Posted On September 22, 2020 | 09:30 am | by ostmannj01 | Permalink
Isabella Beroutsos makes research in cultural heritage and art history widely accessible

Isabella Beroutsos, an exhibition consultant and development intern at Koszyn & Co., was a 2019–2020 humanities fellow. Her research presentation, “Mapping People and Places Through Photographs: The Frank Kidner Collection at Dumbarton Oaks and the New Woman Behind the Camera Exhibition at the National Gallery of Art,” offered a window into ongoing research and public engagement at these two institutions.

  

Q&A with Isabella Beroutsos 

What is the Frank Kidner Photographs Collection, and how does it help preserve world heritage?

In the late 1980s and 1990s, historian Frank Kidner photographed the architectural remains of Syria’s Dead Cities, which includes one of the world’s oldest preserved Byzantine churches. The Dead Cities are a collection of about 700 small rural Byzantine villages that dot northwestern Syria. Kidner’s documentation covers archaeological expeditions since the late 1800s, though at Kidner’s time, the site was emerging as a tourist destination. 

But the Dead Cities have become a battleground since the Syrian Civil War began, as the region sits by the Turkish border. In 2011, UNESCO tagged the locale as a World Heritage Site, perhaps to protect these structures, but that’s an intangible protection. Migrants and others displaced by the war have sought refuge in the Dead Cities, since their home lives are threatened. 

The Kidner Collection contextualizes violent military conflict. When exploring the collection, we gain a visual understanding of the landscapes Syrian refugees must cross, while also coming to terms with the fascinating histories of land that has now become a war zone.

  

How have you worked to increase access to these photographs? 

We make these images freely accessible on Wikimedia Commons and HOLLIS Images. Working with Image Collections and Fieldwork Archives Manager Bettina Smith and postdoctoral fellow Stephanie Caruso, I have learned that collections management is as much about the audience outside the institution as it is about the preservation of collections internally.

For example, when cataloguing photographs for HOLLIS, Harvard’s digital library system, I had to think about who might benefit from this information. It could be a Byzantine architecture scholar looking for specific evidence, or a freshman who’s perusing the library for class. 

Because we also upload our photos on Wikimedia Commons, our audience includes the global public. Someone could read an article about the Syrian Civil War, search the name of one of the Dead Cities affected, and find Dumbarton Oaks’ photographs of that village. With the Kidner Collection, we can make the photograph’s information and the depicted histories accessible to virtually anyone. Since we can’t determine who’s going to come across the images, we have to be prepared to share them with every possible user, which is a great thing!

 

What projects did you work on for the National Gallery of Art during your fellowship? 

I have been assisting Associate Curator Andrea Nelson with New Woman behind the Camera, an upcoming exhibition focused on global women photographers between 1920 and 1960. The interwar period saw large-scale growth among female professional photographers, thanks to new opportunities in education and the professional world.
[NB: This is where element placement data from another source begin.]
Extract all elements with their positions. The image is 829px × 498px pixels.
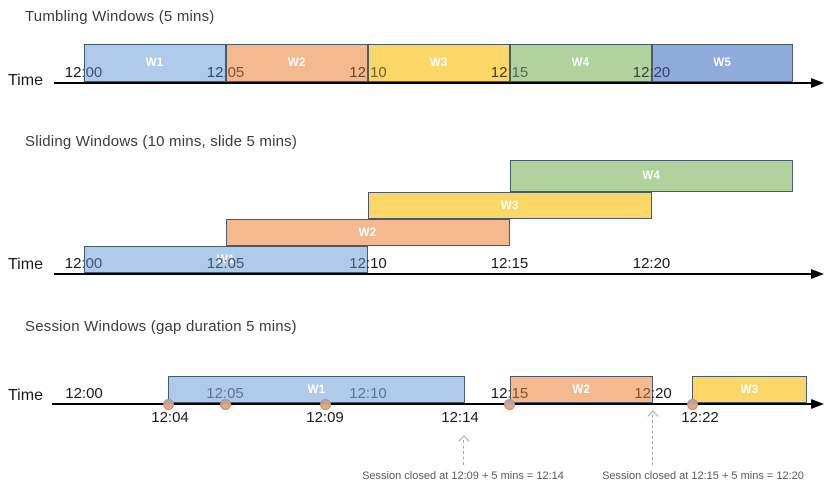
- tick-text: :15: [507, 385, 529, 402]
- event-dot: [686, 398, 698, 410]
- tick-text: 12: [490, 64, 508, 81]
- arrow-dashed-line: [463, 440, 464, 465]
- tick-text: 12: [206, 64, 224, 81]
- session-window-w3: W3: [692, 376, 807, 403]
- tick-text: 12: [65, 385, 82, 402]
- sliding-title: Sliding Windows (10 mins, slide 5 mins): [25, 133, 298, 150]
- window-label: W4: [642, 170, 661, 182]
- axis-arrow-icon: [811, 269, 824, 279]
- tick-12-15: 12:15: [491, 255, 529, 273]
- sliding-window-w2: W2: [225, 219, 510, 246]
- tick-12-05: 12:05: [207, 64, 245, 82]
- tick-text: 12: [349, 255, 366, 272]
- tumbling-window-w4: W4: [509, 44, 652, 82]
- arrow-dashed-line: [651, 415, 653, 465]
- window-label: W2: [572, 383, 591, 396]
- tick-12-20: 12:20: [634, 385, 672, 403]
- tick-12-10: 12:10: [349, 385, 387, 403]
- time-axis-line: [54, 273, 812, 275]
- tick-12-05: 12:05: [207, 255, 245, 273]
- tick-12-15: 12:15: [491, 64, 529, 82]
- tick-12-20: 12:20: [633, 255, 671, 273]
- session-closed-annotation-2: Session closed at 12:15 + 5 mins = 12:20: [602, 470, 804, 482]
- event-time-label: 12:04: [151, 409, 189, 426]
- event-dot: [504, 398, 515, 410]
- tick-text: 12: [490, 385, 508, 402]
- tick-text: :15: [507, 255, 529, 272]
- session-title: Session Windows (gap duration 5 mins): [25, 318, 297, 335]
- axis-arrow-icon: [811, 78, 824, 88]
- tick-text: :20: [649, 64, 671, 81]
- tick-text: :20: [650, 385, 672, 402]
- tick-text: 12: [632, 64, 650, 81]
- tick-12-15: 12:15: [491, 385, 529, 403]
- session-window-w1: W1: [168, 376, 465, 403]
- tick-text: :00: [81, 64, 103, 81]
- window-label: W1: [145, 57, 164, 69]
- tick-text: :00: [81, 255, 103, 272]
- event-dot: [162, 398, 174, 410]
- window-label: W3: [740, 383, 759, 396]
- event-time-label: 12:09: [306, 409, 344, 426]
- tick-text: 12: [634, 385, 651, 402]
- tick-text: 12: [206, 255, 224, 272]
- tick-text: 12: [349, 385, 366, 402]
- session-window-w2: W2: [509, 376, 653, 403]
- tumbling-title: Tumbling Windows (5 mins): [25, 8, 215, 25]
- arrow-up-chevron-icon: [646, 410, 659, 422]
- tick-text: 12: [64, 64, 82, 81]
- tumbling-window-w1: W1: [83, 44, 226, 82]
- tick-text: 12: [632, 255, 650, 272]
- time-axis-line: [52, 403, 812, 405]
- tick-text: 12: [64, 255, 82, 272]
- tick-text: :00: [81, 385, 103, 402]
- window-label: W1: [216, 253, 235, 266]
- window-label: W2: [358, 226, 377, 239]
- tick-text: :05: [222, 385, 244, 402]
- tick-12-05: 12:05: [206, 385, 244, 403]
- tick-12-20: 12:20: [633, 64, 671, 82]
- tumbling-window-w2: W2: [225, 44, 368, 82]
- session-closed-annotation-1: Session closed at 12:09 + 5 mins = 12:14: [362, 470, 564, 482]
- arrow-up-chevron-icon: [458, 435, 470, 447]
- time-axis-label: Time: [8, 256, 43, 273]
- axis-arrow-icon: [811, 399, 824, 409]
- tick-text: 12: [206, 385, 223, 402]
- tick-text: :10: [365, 64, 387, 81]
- tick-12-10: 12:10: [349, 255, 387, 273]
- tick-text: 12: [349, 64, 366, 81]
- tumbling-window-w5: W5: [651, 44, 793, 82]
- window-label: W5: [713, 57, 732, 69]
- event-time-label: 12:22: [681, 409, 719, 426]
- window-label: W2: [287, 57, 306, 69]
- tick-text: :10: [365, 385, 387, 402]
- tick-text: :05: [223, 255, 245, 272]
- window-label: W4: [571, 57, 590, 69]
- window-label: W3: [429, 57, 448, 69]
- window-label: W1: [307, 383, 326, 396]
- sliding-window-w3: W3: [368, 192, 652, 219]
- time-axis-line: [54, 82, 812, 84]
- time-axis-label: Time: [8, 72, 43, 89]
- tick-text: :05: [223, 64, 245, 81]
- tick-12-00: 12:00: [65, 255, 103, 273]
- event-dot: [319, 398, 331, 410]
- sliding-window-w4: W4: [509, 160, 793, 192]
- tick-text: 12: [490, 255, 508, 272]
- window-label: W3: [500, 199, 519, 212]
- tick-12-00: 12:00: [65, 385, 103, 403]
- tick-text: :15: [507, 64, 529, 81]
- event-time-label: 12:14: [441, 409, 479, 426]
- sliding-window-w1: W1: [83, 246, 368, 273]
- tick-text: :20: [649, 255, 671, 272]
- event-dot: [219, 398, 231, 410]
- time-axis-label: Time: [8, 387, 43, 404]
- tick-12-00: 12:00: [65, 64, 103, 82]
- tick-text: :10: [365, 255, 387, 272]
- tick-12-10: 12:10: [349, 64, 387, 82]
- tumbling-window-w3: W3: [368, 44, 510, 82]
Many of the featured artists worked as fashion photographers, war photojournalists, government photographers, studio portraitists, or a combination. 

But research on this remarkable period usually focuses on western Europe and the US coasts. New Woman Behind the Camera introduces and prioritizes a global approach to learning about this moment in photo history, showcasing the networks among photographers worldwide. The artists exhibited together, apprenticed for each other, joined celebrated artistic groups and schools, and declared each other their creative inspirations. Both the thematic links and the diversity of photographs in the exhibition demonstrate the direct and indirect symbiosis of this community of women photographers. For example, Japanese photographer Tsuneko Sasamoto cites Margaret Bourke-White, Life magazine’s first female photojournalist, as a major motivation for her photographic pursuits. 

I researched for the catalogue and wall labels, working a lot with translations, as many photographers didn’t speak English. I’ve also developed an online mapping tool to visualize the networks between these women and how connected they were. 

New Woman behind the Camera differs from the Kidner Collection project, but they both add to our cultural map of unexplored narratives. The National Gallery exhibition goes beyond the ambitions of women in the interwar period to map networks of influence between these individuals around the world. Kidner’s photographs give a visual and cultural context for the Syrian Civil War, showing the history of a landscape that is now a site of refuge.